Carbonated water may be the key to storing CO2 properly in concrete, according to a new study published in Communications Materials.
“The cement and concrete industries significantly contribute to human-caused CO2 emissions,” says senior author Alessandro Rotta Loria, a professor at Northwestern University, US.
“We are trying to develop approaches that lower CO2 emissions associated with those industries and, eventually, could turn cement and concrete into massive ‘carbon sinks.’
“We are not there yet, but we now have a new method to reuse some of the CO2 emitted as a result of concrete manufacturing in this very same material. And our solution is so simple technologically that it should be relatively easy for industry to implement.”
Rotta Loria, along with colleagues from Northwestern and international building materials company CEMEX, found their method was 45% efficient at storing CO2, while still preserving the strength of the concrete.
There are plenty of projects around the globe aimed at storing CO2 in concrete. Generally, these projects involve adding CO2 to wet mixes or dry blocks, so that some of the minerals inside the concrete react to become stronger compounds like calcium carbonate (CaCO3).
But many of these processes are low in efficiency, taking up very little CO2, or produce weaker concrete.
This new approach added the CO2 at an earlier step: the researchers injected the gas into water, along with a small amount of cement powder.
“The cement suspension carbonated in our approach is a much lower viscosity fluid compared to the mix of water, cement and aggregates that is customarily employed in present approaches to carbonate fresh concrete,” says Rotta Loria.
“So, we can mix it very quickly and leverage a very fast kinetics of the chemical reactions that result in calcium carbonate minerals.

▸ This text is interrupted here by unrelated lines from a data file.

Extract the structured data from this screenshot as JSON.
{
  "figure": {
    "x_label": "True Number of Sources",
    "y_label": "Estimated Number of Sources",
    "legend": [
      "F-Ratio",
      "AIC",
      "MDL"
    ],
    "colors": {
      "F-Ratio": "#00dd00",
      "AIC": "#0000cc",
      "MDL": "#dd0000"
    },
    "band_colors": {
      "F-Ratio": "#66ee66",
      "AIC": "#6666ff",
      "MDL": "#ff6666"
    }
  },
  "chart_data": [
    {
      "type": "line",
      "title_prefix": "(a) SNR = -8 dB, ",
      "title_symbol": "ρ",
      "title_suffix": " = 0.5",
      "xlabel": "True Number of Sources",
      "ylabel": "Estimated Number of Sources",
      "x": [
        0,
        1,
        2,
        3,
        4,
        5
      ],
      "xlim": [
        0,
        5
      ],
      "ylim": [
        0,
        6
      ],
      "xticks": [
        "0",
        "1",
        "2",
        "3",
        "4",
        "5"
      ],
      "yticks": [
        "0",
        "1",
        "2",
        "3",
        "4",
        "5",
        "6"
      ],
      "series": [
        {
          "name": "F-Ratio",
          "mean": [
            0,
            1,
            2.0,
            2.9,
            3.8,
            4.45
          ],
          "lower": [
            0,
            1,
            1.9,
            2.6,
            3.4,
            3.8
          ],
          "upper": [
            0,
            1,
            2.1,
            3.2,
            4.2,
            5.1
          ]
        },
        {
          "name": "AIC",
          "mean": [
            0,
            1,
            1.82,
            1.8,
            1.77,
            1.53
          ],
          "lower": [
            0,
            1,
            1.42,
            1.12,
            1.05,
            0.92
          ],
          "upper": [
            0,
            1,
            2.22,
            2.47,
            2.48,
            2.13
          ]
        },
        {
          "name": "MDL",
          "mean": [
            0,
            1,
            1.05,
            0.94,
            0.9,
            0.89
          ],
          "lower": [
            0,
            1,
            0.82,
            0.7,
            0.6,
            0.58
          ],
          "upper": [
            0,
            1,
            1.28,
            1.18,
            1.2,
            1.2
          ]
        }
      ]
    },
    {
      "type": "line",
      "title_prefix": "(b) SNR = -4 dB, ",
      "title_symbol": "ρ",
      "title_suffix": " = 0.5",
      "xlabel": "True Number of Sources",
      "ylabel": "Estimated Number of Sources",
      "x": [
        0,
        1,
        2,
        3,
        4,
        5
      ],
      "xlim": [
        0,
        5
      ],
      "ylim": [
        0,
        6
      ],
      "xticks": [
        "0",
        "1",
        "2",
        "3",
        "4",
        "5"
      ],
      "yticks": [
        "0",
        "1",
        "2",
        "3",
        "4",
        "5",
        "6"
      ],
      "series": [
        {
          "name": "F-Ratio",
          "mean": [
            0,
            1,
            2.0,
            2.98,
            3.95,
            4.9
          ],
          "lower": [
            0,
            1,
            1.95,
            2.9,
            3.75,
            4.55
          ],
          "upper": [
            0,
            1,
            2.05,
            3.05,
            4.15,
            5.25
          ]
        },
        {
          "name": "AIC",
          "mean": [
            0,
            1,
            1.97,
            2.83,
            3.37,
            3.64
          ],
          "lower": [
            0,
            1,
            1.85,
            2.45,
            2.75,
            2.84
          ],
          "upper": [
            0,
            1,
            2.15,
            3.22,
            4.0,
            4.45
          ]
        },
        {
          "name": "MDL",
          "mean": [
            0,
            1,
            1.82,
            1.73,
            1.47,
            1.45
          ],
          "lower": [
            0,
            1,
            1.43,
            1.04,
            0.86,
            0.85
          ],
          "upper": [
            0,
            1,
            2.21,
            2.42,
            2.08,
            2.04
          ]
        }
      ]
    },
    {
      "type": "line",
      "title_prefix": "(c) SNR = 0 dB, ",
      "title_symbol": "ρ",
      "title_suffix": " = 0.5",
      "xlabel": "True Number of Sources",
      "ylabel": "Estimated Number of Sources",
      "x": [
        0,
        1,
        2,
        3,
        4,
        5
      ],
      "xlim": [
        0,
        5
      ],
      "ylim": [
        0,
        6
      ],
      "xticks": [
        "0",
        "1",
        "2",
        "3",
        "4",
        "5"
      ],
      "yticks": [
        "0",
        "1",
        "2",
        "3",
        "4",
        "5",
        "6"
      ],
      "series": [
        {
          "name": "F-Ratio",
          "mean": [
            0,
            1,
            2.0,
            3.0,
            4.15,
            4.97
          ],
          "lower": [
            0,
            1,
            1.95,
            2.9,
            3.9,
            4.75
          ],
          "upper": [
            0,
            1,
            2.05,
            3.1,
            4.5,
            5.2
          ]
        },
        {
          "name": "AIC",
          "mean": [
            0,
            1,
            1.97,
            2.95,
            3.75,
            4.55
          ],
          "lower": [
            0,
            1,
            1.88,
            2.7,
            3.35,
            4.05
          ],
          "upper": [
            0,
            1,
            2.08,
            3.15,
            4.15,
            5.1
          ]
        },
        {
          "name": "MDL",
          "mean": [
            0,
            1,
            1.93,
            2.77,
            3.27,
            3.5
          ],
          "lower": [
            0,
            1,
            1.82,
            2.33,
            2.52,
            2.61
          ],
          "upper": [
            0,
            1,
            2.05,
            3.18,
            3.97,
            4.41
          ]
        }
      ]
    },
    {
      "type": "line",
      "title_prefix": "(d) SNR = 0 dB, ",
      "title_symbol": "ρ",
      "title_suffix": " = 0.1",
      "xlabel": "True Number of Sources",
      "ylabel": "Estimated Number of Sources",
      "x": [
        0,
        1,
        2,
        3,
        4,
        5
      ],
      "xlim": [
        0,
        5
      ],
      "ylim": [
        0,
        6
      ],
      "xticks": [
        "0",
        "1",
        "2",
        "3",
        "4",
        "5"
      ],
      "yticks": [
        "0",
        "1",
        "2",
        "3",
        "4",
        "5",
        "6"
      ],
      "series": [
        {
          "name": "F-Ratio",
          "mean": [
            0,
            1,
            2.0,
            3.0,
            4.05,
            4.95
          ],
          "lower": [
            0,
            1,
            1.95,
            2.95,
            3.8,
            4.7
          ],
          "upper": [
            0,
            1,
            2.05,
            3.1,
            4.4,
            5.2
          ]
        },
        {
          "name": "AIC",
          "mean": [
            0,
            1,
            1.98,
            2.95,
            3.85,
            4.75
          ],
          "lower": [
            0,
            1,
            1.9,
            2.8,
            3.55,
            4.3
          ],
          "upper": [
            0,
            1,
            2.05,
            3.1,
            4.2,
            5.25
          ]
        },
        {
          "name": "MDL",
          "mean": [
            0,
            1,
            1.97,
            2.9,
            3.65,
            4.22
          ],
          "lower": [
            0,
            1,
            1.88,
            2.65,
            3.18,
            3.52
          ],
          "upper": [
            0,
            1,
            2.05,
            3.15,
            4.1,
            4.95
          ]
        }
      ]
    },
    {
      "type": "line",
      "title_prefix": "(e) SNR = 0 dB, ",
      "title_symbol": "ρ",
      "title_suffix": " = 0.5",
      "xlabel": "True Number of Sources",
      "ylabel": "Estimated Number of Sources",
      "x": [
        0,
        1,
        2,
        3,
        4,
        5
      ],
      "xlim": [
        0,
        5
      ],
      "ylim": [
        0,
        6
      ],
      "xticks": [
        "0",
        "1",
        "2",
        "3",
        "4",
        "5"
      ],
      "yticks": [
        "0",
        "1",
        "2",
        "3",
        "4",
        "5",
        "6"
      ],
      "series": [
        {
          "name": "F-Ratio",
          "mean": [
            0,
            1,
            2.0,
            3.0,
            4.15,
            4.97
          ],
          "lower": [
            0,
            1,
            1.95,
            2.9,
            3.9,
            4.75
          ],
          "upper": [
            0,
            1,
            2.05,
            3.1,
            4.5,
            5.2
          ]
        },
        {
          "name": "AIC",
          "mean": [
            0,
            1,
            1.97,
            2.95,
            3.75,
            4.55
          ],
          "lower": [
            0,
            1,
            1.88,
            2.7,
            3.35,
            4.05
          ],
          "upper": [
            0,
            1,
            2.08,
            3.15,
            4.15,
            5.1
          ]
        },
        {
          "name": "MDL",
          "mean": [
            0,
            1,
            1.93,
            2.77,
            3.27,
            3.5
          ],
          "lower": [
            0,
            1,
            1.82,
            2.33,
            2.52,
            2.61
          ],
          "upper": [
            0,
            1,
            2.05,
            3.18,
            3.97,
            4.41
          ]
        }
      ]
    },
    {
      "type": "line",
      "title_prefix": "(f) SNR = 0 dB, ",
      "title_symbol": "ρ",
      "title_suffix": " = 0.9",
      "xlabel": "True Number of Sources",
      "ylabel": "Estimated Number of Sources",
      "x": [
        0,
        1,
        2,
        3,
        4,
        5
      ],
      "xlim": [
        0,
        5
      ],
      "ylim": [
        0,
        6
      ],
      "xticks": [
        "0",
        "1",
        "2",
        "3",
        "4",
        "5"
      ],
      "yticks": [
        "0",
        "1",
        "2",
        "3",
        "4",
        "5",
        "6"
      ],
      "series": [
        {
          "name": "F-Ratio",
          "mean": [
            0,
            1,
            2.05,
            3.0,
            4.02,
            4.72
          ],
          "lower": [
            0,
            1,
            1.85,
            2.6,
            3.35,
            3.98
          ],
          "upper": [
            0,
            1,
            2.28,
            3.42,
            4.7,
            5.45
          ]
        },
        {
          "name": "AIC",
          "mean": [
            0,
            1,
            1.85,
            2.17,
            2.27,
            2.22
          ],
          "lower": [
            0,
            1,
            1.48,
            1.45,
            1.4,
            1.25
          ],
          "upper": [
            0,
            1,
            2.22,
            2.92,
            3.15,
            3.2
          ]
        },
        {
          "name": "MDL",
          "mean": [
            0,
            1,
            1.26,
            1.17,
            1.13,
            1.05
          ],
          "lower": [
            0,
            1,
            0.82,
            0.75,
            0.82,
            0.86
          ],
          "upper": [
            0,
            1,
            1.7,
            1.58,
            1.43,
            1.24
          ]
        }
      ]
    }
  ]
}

“The result is a concrete product with a significant concentration of calcium carbonate minerals compared to when CO2 is injected into the fresh concrete mix.”
The researchers strength-tested their new concrete and found it comparable to commercial concrete.
“Based on our experiments, we show the strength might actually be even higher. We still need to test this further, but, at the very least, we can say that it’s uncompromised,” says Rotta Loria.
“Because the strength is unchanged, the applications also don’t change. It could be used in beams, slabs, columns, foundations – everything we currently use concrete for.”